Beyond that, the state of Washington has some of the strongest statewide surprise billing rules in the entire country, with a new law on the books last year banning balance billing; executive orders banning surprise billing and lab fees for COVID-19 tests and vaccines; and a law prohibiting the sale of medical debt to a collection agency for 120 days, and reporting of debt to credit bureaus for 180 days.

The rest of the country has trailed behind Washington. Over the last year, even though COVID-19 testing and treatment is required by federal law to be covered, insurers have been finding loopholes to saddle patients with surprise bills, a practice that the federal government and regulators need to work to stop.

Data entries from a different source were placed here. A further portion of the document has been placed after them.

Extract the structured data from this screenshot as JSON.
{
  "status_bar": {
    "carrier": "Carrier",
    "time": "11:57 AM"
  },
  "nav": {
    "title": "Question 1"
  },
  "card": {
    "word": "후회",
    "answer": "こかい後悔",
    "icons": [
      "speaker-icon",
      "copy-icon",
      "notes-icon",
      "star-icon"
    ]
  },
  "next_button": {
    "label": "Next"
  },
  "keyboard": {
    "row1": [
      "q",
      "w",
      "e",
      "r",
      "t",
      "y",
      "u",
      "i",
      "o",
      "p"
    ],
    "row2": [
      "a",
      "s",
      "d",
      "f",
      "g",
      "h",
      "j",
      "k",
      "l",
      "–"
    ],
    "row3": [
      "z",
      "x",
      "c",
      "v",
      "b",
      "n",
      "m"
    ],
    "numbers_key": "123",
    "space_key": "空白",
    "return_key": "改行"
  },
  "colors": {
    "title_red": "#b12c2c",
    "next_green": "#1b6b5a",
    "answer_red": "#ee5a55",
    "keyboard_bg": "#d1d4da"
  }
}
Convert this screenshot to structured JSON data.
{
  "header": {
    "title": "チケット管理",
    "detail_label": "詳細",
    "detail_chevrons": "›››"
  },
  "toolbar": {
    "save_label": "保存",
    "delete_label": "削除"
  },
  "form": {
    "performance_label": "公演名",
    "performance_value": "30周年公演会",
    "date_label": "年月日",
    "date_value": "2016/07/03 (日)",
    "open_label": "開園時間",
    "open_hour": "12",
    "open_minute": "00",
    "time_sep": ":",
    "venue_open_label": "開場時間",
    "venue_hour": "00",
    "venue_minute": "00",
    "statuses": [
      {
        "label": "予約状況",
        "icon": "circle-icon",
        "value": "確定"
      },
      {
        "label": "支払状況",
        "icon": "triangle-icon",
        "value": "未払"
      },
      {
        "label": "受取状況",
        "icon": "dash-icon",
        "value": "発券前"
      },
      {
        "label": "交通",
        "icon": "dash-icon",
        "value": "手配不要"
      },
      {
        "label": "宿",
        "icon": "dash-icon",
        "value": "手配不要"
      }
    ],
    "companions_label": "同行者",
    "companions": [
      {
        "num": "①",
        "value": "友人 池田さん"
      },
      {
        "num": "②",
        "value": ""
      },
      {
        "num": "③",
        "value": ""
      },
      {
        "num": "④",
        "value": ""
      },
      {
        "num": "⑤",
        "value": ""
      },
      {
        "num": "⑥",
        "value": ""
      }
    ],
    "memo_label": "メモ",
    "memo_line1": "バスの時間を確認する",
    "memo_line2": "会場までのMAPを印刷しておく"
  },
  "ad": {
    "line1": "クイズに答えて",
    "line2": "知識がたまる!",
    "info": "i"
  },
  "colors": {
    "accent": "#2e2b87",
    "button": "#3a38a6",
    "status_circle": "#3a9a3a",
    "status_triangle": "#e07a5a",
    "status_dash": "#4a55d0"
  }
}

There have been stories in nearly every state of the surprise bills. From the $52,000 charge in Pennsylvania for an air-ambulance ride, to the $4,000 charge for accidentally seeing out-of-network doctors at an in-network facility in Texas, Americans far and wide are impacted by surprise bills and the toxic collection practices that come with them: 35 percent of Americans have reported that they or a loved one received a surprise bill, while 20 percent of nonprofit hospitals will sue for non-payment.

Only 17 states have surprise-billing laws that are stronger than the federal guidance – Washington being one of them – so it’s on Congress and the White House to fill the gap. More needs to be done to ensure transparency in billing and end balance billing. By 2022, there should be strong rules and oversight in place to protect consumers from surprise billing, however, consumers will still have to be vigilant against hospitals that conduct financially toxic debt collection practices against patients.

Washington can serve as a roadmap for further changes at the federal level, particularly around debt collection. And the federal government can continue to push for changes to protect all Americans, including the parents of newborns, from the harmful effects of surprise billing. Vaccines are being administered in record numbers, states are beginning to offer vaccines to all of their residents, and this pandemic will end. What matters next is how our nation’s healthcare system responds to the fault lines that have been made even more clear. Common sense reforms are necessary, and at the top of that list needs to be a focus on reducing out-of-pocket-costs, chiefly with more changes and more accountability around surprise billing.

David Hall is the President of TRIO, an independent, not-for-profit, international organization committed to improving the quality of life of transplant candidates, recipients, their families and the families of organ and tissue donors.